Alma: Pixar Meets The Twilight Zone
The Avatar Dream
I like dreamers. What I like even more is people that stick to their dreams when everything tells them their dream is impossible. I have dreams, some are so big that I won’t even share them with most people, but I believe something is brewing and I will put the pieces of the puzzle together soon enough.

Having said that I read this article that I want to share. I am not the biggest fan of Avatar, saw it twice mainly because the first time I had just finished dinner and was so full I was falling asleep. I think the movie is a masterpiece in its technology and beauty, I love colors and there were plenty of colorful things there. Now, after reading this article I appreciate the movie even more. Avatar was a dream that if the dreamer had been too fast in making it there’s a chance it would’ve been a huge mistake.

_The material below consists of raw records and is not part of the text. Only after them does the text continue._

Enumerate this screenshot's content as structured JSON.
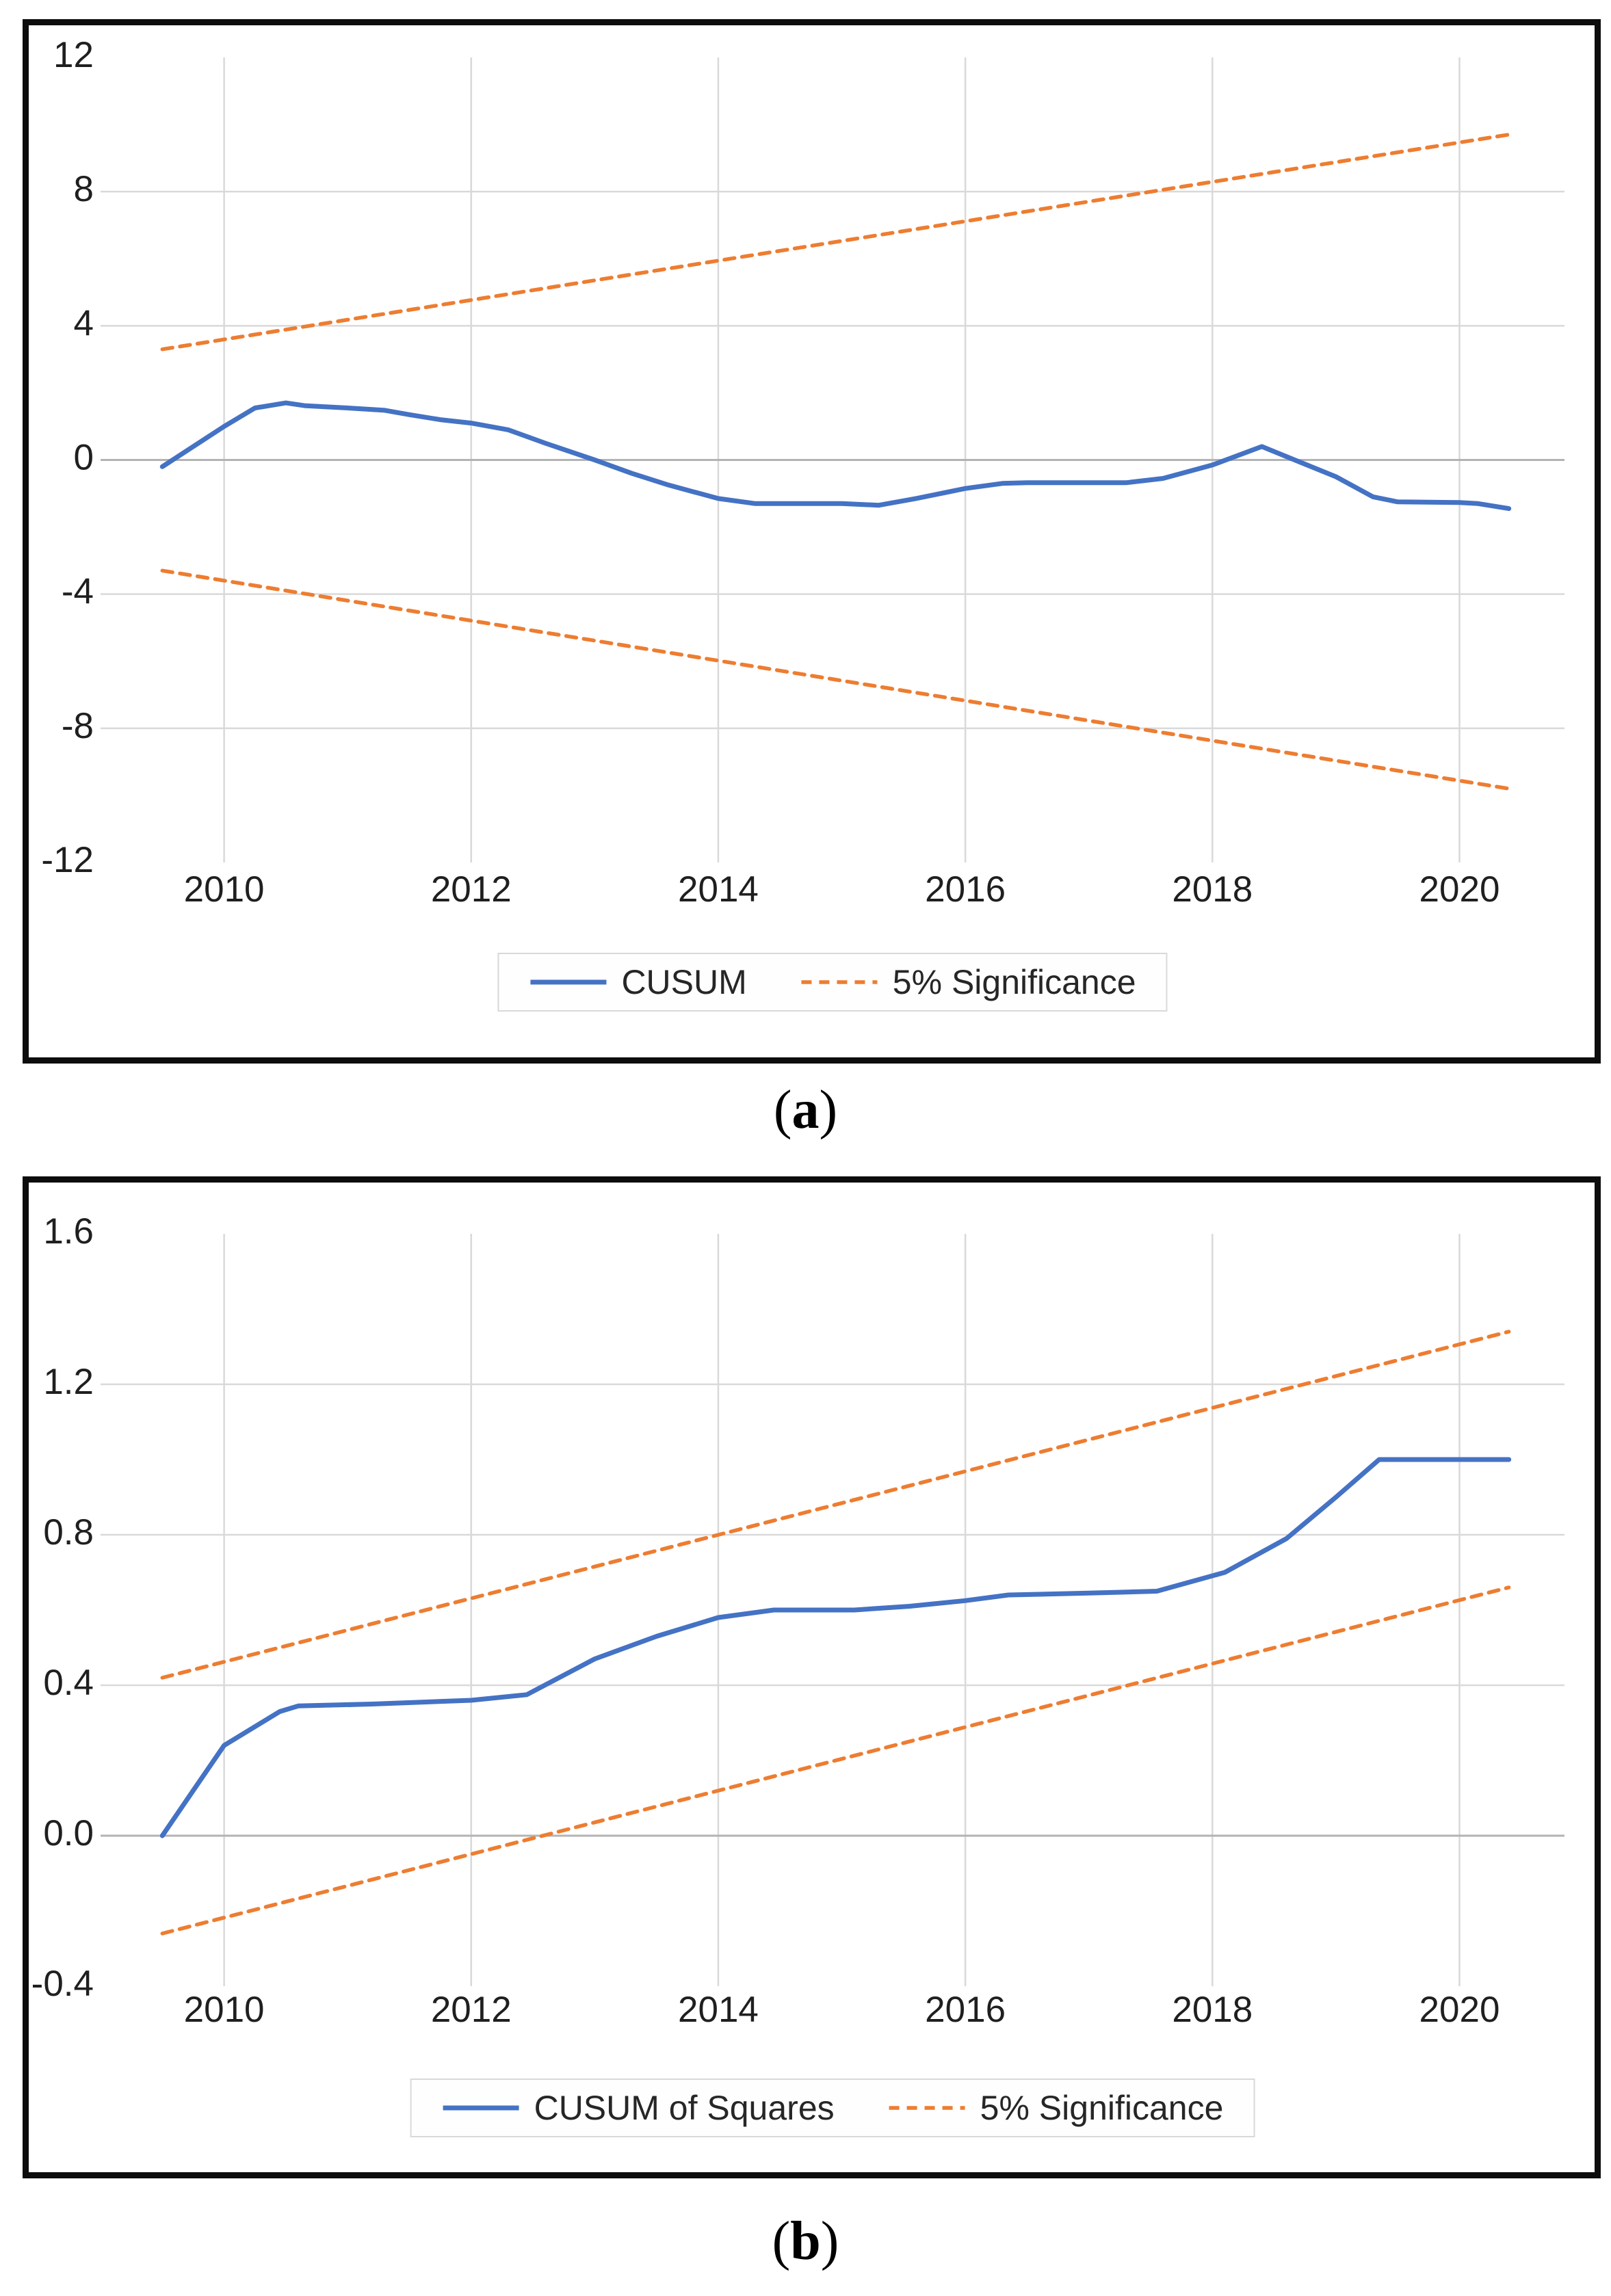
{
  "colors": {
    "cusum_blue": "#4472C4",
    "significance_orange": "#ED7D31",
    "gridline": "#d9d9d9",
    "zero_line": "#b3b3b3",
    "tick_text": "#1f1f1f",
    "panel_border": "#0d0d0d",
    "legend_border": "#d9d9d9"
  },
  "panels": [
    {
      "id": "a",
      "caption": {
        "open": "(",
        "letter": "a",
        "close": ")"
      },
      "legend_items": [
        {
          "label": "CUSUM",
          "line_style": "solid",
          "color": "#4472C4"
        },
        {
          "label": "5% Significance",
          "line_style": "dashed",
          "color": "#ED7D31"
        }
      ]
    },
    {
      "id": "b",
      "caption": {
        "open": "(",
        "letter": "b",
        "close": ")"
      },
      "legend_items": [
        {
          "label": "CUSUM of Squares",
          "line_style": "solid",
          "color": "#4472C4"
        },
        {
          "label": "5% Significance",
          "line_style": "dashed",
          "color": "#ED7D31"
        }
      ]
    }
  ],
  "chart_data": [
    {
      "panel": "a",
      "type": "line",
      "title": "",
      "xlabel": "",
      "ylabel": "",
      "grid": true,
      "legend_position": "bottom",
      "xlim": [
        2009.0,
        2020.85
      ],
      "ylim": [
        -12,
        12
      ],
      "x_tick_values": [
        2010,
        2012,
        2014,
        2016,
        2018,
        2020
      ],
      "x_tick_labels": [
        "2010",
        "2012",
        "2014",
        "2016",
        "2018",
        "2020"
      ],
      "y_tick_values": [
        12,
        8,
        4,
        0,
        -4,
        -8,
        -12
      ],
      "y_tick_labels": [
        "12",
        "8",
        "4",
        "0",
        "-4",
        "-8",
        "-12"
      ],
      "series": [
        {
          "name": "CUSUM",
          "style": "solid",
          "color": "#4472C4",
          "points": [
            [
              2009.5,
              -0.2
            ],
            [
              2009.75,
              0.4
            ],
            [
              2010.0,
              1.0
            ],
            [
              2010.25,
              1.55
            ],
            [
              2010.5,
              1.7
            ],
            [
              2010.65,
              1.62
            ],
            [
              2011.0,
              1.55
            ],
            [
              2011.3,
              1.48
            ],
            [
              2011.5,
              1.35
            ],
            [
              2011.75,
              1.2
            ],
            [
              2012.0,
              1.1
            ],
            [
              2012.3,
              0.9
            ],
            [
              2012.6,
              0.5
            ],
            [
              2013.0,
              0.0
            ],
            [
              2013.3,
              -0.4
            ],
            [
              2013.6,
              -0.75
            ],
            [
              2014.0,
              -1.15
            ],
            [
              2014.3,
              -1.3
            ],
            [
              2015.0,
              -1.3
            ],
            [
              2015.3,
              -1.35
            ],
            [
              2015.6,
              -1.15
            ],
            [
              2016.0,
              -0.85
            ],
            [
              2016.3,
              -0.7
            ],
            [
              2016.5,
              -0.68
            ],
            [
              2017.3,
              -0.68
            ],
            [
              2017.6,
              -0.55
            ],
            [
              2018.0,
              -0.15
            ],
            [
              2018.4,
              0.4
            ],
            [
              2018.7,
              -0.05
            ],
            [
              2019.0,
              -0.5
            ],
            [
              2019.3,
              -1.1
            ],
            [
              2019.5,
              -1.25
            ],
            [
              2020.0,
              -1.27
            ],
            [
              2020.15,
              -1.3
            ],
            [
              2020.4,
              -1.45
            ]
          ]
        },
        {
          "name": "5% Significance (upper)",
          "style": "dashed",
          "color": "#ED7D31",
          "points": [
            [
              2009.5,
              3.3
            ],
            [
              2020.4,
              9.7
            ]
          ]
        },
        {
          "name": "5% Significance (lower)",
          "style": "dashed",
          "color": "#ED7D31",
          "points": [
            [
              2009.5,
              -3.3
            ],
            [
              2020.4,
              -9.8
            ]
          ]
        }
      ]
    },
    {
      "panel": "b",
      "type": "line",
      "title": "",
      "xlabel": "",
      "ylabel": "",
      "grid": true,
      "legend_position": "bottom",
      "xlim": [
        2009.0,
        2020.85
      ],
      "ylim": [
        -0.4,
        1.6
      ],
      "x_tick_values": [
        2010,
        2012,
        2014,
        2016,
        2018,
        2020
      ],
      "x_tick_labels": [
        "2010",
        "2012",
        "2014",
        "2016",
        "2018",
        "2020"
      ],
      "y_tick_values": [
        1.6,
        1.2,
        0.8,
        0.4,
        0.0,
        -0.4
      ],
      "y_tick_labels": [
        "1.6",
        "1.2",
        "0.8",
        "0.4",
        "0.0",
        "-0.4"
      ],
      "series": [
        {
          "name": "CUSUM of Squares",
          "style": "solid",
          "color": "#4472C4",
          "points": [
            [
              2009.5,
              0.0
            ],
            [
              2009.75,
              0.12
            ],
            [
              2010.0,
              0.24
            ],
            [
              2010.45,
              0.33
            ],
            [
              2010.6,
              0.345
            ],
            [
              2011.2,
              0.35
            ],
            [
              2012.0,
              0.36
            ],
            [
              2012.45,
              0.375
            ],
            [
              2013.0,
              0.47
            ],
            [
              2013.5,
              0.53
            ],
            [
              2014.0,
              0.58
            ],
            [
              2014.45,
              0.6
            ],
            [
              2015.1,
              0.6
            ],
            [
              2015.55,
              0.61
            ],
            [
              2016.0,
              0.625
            ],
            [
              2016.35,
              0.64
            ],
            [
              2017.0,
              0.645
            ],
            [
              2017.55,
              0.65
            ],
            [
              2018.1,
              0.7
            ],
            [
              2018.6,
              0.79
            ],
            [
              2019.0,
              0.9
            ],
            [
              2019.35,
              1.0
            ],
            [
              2020.4,
              1.0
            ]
          ]
        },
        {
          "name": "5% Significance (upper)",
          "style": "dashed",
          "color": "#ED7D31",
          "points": [
            [
              2009.5,
              0.42
            ],
            [
              2020.4,
              1.34
            ]
          ]
        },
        {
          "name": "5% Significance (lower)",
          "style": "dashed",
          "color": "#ED7D31",
          "points": [
            [
              2009.5,
              -0.26
            ],
            [
              2020.4,
              0.66
            ]
          ]
        }
      ]
    }
  ]
}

In 1977, a 22-year-old truck driver named James Cameron went to see Star Wars with a pal. His friend enjoyed the movie; Cameron walked out of the theater ready to punch something. He was a college dropout and spent his days delivering school lunches in Southern California’s Orange County. But in his free time, he painted tiny models and wrote science fiction — stories set in galaxies far, far away. Now he was facing a deflating reality: He had been daydreaming about the kind of world that Lucas had just brought to life. Star Wars was the film he should have made.
It got him so angry he bought himself some cheap movie equipment and started trying to figure out how Lucas had done it. He infuriated his wife by setting up blindingly bright lights in the living room and rolling a camera along a track to practice dolly shots. He spent days scouring the USC library, reading everything he could about special effects. He became, in his own words, “completely obsessed.”